Mais plus tard l’obscurité le sidéra, il se trouvait encore sur l’autoroute et il pensa que même les chameliers qu’il croisa, et qui se dévergondaient pour ne pas à avoir à affronter un énième coup de Trafalgar, avaient un tas de raisons d’être en colère et intransigeant envers lui. Et pour ne pas défaillir face au travail stakhanoviste qui les attendait. Mais qui avait trouvé un angle intéressant depuis que Raoul Duke avait substitué les substances analgésiques foudroyantes du sanctuaire où le Docteur Gonzo reposait.
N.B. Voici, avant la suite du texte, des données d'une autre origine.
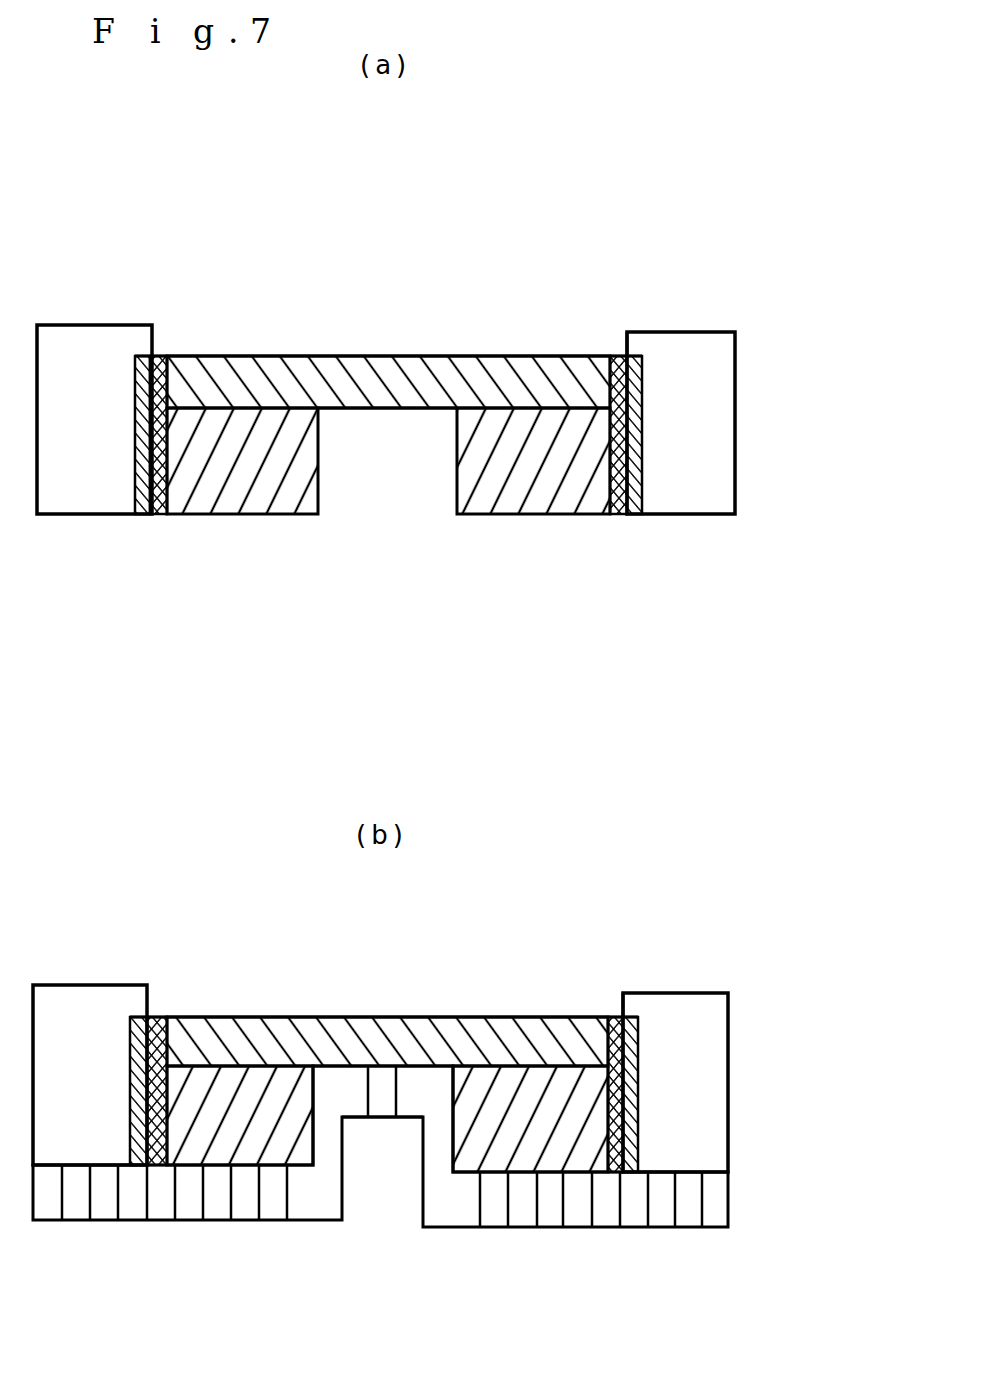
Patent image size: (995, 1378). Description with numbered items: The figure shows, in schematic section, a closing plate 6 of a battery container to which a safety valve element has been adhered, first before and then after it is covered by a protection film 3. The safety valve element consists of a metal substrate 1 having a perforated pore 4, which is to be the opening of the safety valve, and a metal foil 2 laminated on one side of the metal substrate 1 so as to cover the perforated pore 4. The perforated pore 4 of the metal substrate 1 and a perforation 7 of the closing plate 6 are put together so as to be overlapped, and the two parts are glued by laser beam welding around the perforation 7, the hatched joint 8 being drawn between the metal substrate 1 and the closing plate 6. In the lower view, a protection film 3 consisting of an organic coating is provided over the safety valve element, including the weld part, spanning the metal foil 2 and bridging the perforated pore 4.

In FIG. 7a, the ceramic base body 1 is at (580, 498).
In FIG. 7b, the ceramic base body 1 is at (598, 1133).
In FIG. 7a, the ceramic layer 2 is at (565, 376).
In FIG. 7b, the ceramic layer 2 is at (550, 1025).
In FIG. 7b, the support layer 3 is at (710, 1205).
In FIG. 7a, the opening 4 is at (418, 506).
In FIG. 7b, the opening 4 is at (375, 1199).
In FIG. 7a, the holding jig 6 is at (716, 413).
In FIG. 7b, the holding jig 6 is at (710, 1044).
In FIG. 7a, the gap 7 is at (603, 336).
In FIG. 7b, the gap 7 is at (597, 993).
In FIG. 7a, the adhesive layer 8 is at (642, 513).
In FIG. 7b, the adhesive layer 8 is at (640, 1021).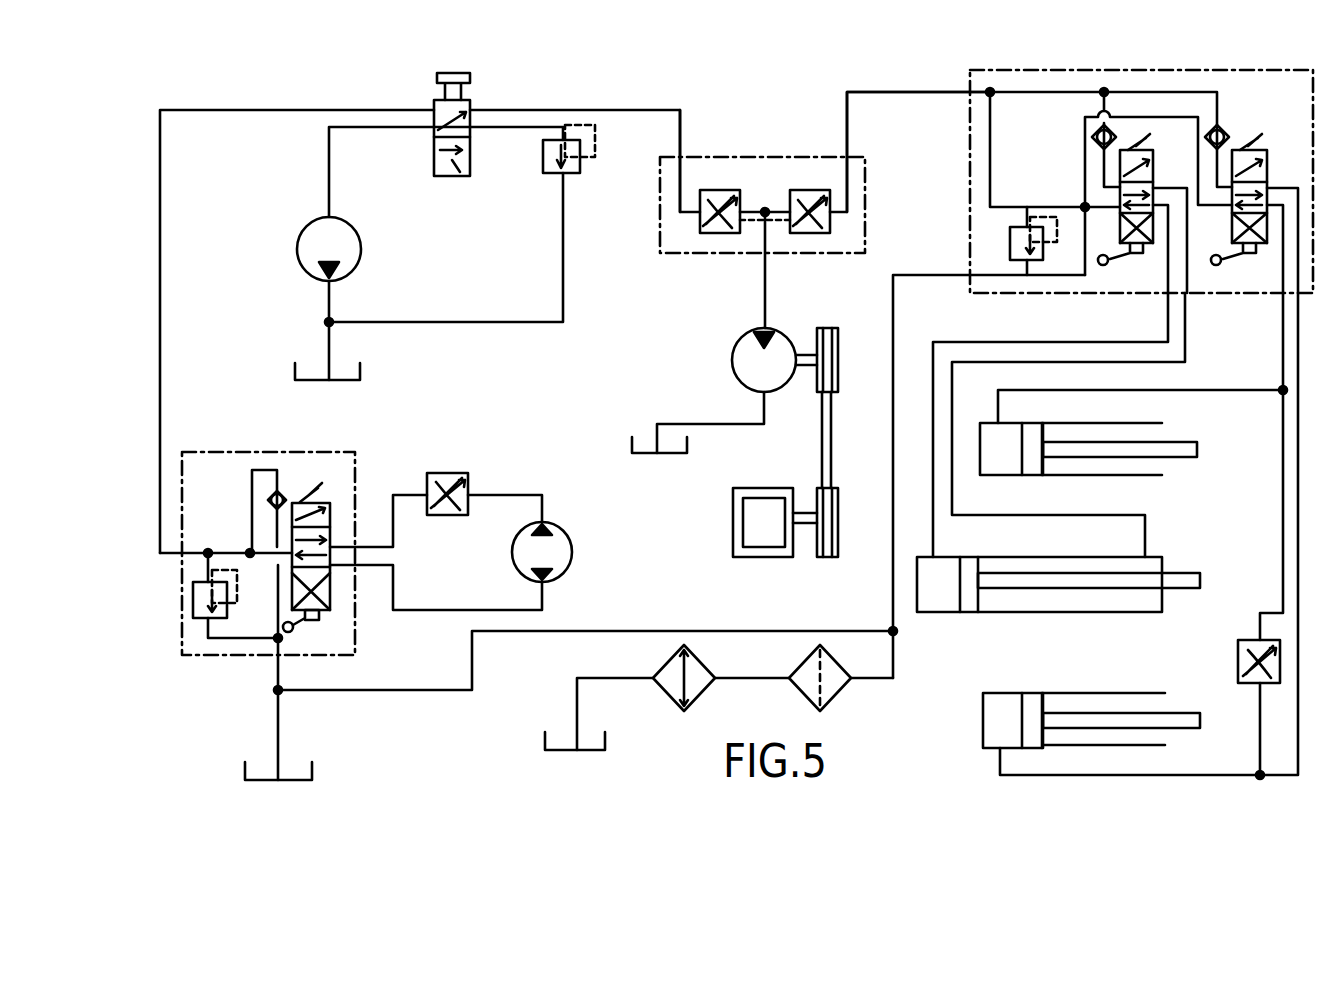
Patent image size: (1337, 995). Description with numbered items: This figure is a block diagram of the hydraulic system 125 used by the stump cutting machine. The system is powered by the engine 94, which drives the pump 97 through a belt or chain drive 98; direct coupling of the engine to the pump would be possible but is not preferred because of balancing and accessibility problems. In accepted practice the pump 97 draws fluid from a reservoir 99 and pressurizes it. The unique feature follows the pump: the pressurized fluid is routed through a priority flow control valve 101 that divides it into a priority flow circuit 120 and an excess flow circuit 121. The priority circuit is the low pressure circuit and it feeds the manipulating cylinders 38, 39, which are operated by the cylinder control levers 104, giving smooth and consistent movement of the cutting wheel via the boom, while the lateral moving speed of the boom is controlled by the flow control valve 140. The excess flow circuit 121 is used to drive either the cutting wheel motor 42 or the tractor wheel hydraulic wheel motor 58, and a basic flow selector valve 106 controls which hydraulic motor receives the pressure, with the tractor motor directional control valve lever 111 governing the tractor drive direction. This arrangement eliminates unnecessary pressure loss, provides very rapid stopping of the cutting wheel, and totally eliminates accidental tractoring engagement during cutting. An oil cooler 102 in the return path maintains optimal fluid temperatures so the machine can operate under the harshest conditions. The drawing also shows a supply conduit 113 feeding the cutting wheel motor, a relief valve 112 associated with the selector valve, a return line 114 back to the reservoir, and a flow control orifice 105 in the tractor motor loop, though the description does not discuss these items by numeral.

The pump supply conduit 113 is at (323, 190).
The cutting wheel motor 42 is at (297, 264).
The flow selector valve 106 is at (453, 178).
The relief valve 112 is at (570, 176).
The excess flow circuit 121 is at (678, 140).
The priority flow control valve 101 is at (757, 157).
The priority flow circuit 120 is at (900, 143).
The cylinder control levers 104 is at (970, 212).
The pump 97 is at (735, 353).
The belt or chain drive 98 is at (823, 557).
The engine 94 is at (732, 534).
The reservoir 99 is at (628, 440).
The return line 114 is at (165, 393).
The flow control orifice 105 is at (445, 472).
The hydraulic wheel motor 58 is at (568, 535).
The oil cooler 102 is at (656, 666).
The tractor motor directional control valve lever 111 is at (220, 656).
The manipulating cylinder 38 is at (1180, 708).
The manipulating cylinder 39 is at (1080, 614).
The flow control valve 140 is at (1246, 690).
The hydraulic system 125 is at (658, 770).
Il essaya de s’échauffer la voix alors qu’il apercevait l’un de ces anachorètes se planter devant le capot de sa bagnole ; il but une rasade de rhum qui était diablement fourbe et sournoise et l’homme du désert lui montra un article de journal par-dessus le pare-brise. Le gros titre indiquait : « LE CONGRÈS PREND ENFIN AU SÉRIEUX LES OVNIS. »
Le torchon du canard ajoutait qu’une nouvelle rafle d’êtres humains par les Aliens était à déplorer et que les extraterrestres avaient pour ambition de sélectionner la meilleure race, tout comme les nazis. Ce récit complétement farfelu s’opiniâtrait à la fin à faire l’apologie de la naissance d’un troisième type, et avait ce souci tout aussi absurde de brosser les fantasmes surréalistes de ceux qui donneraient tout pour être choisis, et ne le sont pas…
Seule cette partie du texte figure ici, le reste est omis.